La stratégie rappelle celle de Barack Obama. Sous sa présidence, de lourdes sanctions internationales avaient fini par amener l’Iran à la table des négociations.

Mais une différence majeure existe. À l’époque, la menace d’une guerre restait un moyen de pression en réserve. Aujourd’hui, les États-Unis et l’Iran combattent déjà depuis près de six mois, et Téhéran a montré qu’il pouvait résister à une pression militaire considérable.

Selon Scott Bessent, Donald Trump a en grande partie neutralisé les capacités militaires iraniennes et « enterré » le programme nucléaire. Washington espère désormais achever par des moyens économiques ce que l’action militaire n’a pas permis d’obtenir.

Reste aussi à savoir combien de pays Donald Trump parviendra à rallier. La Chine est de loin le principal partenaire commercial de l’Iran et achète une grande partie de son pétrole. Pékin s’est déjà prononcé contre les plans américains.

Les Émirats arabes unis ont, eux, annoncé leur intention de rompre leurs liens économiques avec l’Iran. La décision pourrait être lourde de conséquences, une grande partie du commerce iranien et de ses montages financiers transitant par Dubaï.

Ormuz reste l’atout maître de l’Iran

L’Iran dispose lui aussi d’une arme économique de poids : le détroit d’Ormuz. Cette route maritime cruciale pour le pétrole et le gaz reste en grande partie bloquée.

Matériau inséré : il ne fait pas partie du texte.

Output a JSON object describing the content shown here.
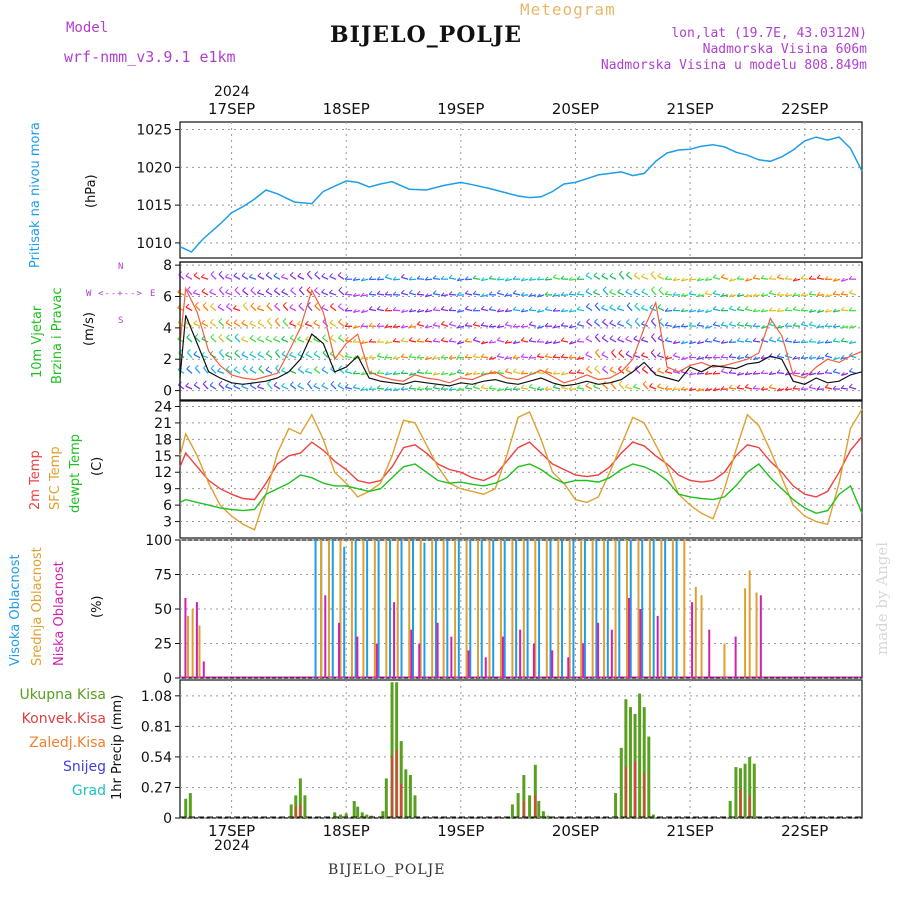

Téhéran n’entend rouvrir pleinement le passage que si Washington répond à plusieurs conditions. Parmi elles figure précisément un allègement de la pression économique américaine.

L’Iran réclame donc moins de pression économique, tandis que Donald Trump fait exactement l’inverse à partir d’aujourd’hui en resserrant encore l’étau.

Le marché pétrolier ressent pleinement ces tensions. Le Brent a progressé d’environ 12 % au cours des deux dernières semaines. Au début de la nouvelle semaine de cotation, le prix du pétrole a toutefois de nouveau reculé.

Le prix du pétrole Brent depuis le début de la guerre en Iran.
Le prix du pétrole Brent depuis le début de la guerre en Iran. – Source : TradingView

En Iran, la douleur économique est déjà bien présente. La forte inflation et le chômage pèsent lourdement sur les ménages, mais il reste incertain que de nouvelles sanctions suffisent réellement à faire plier le régime.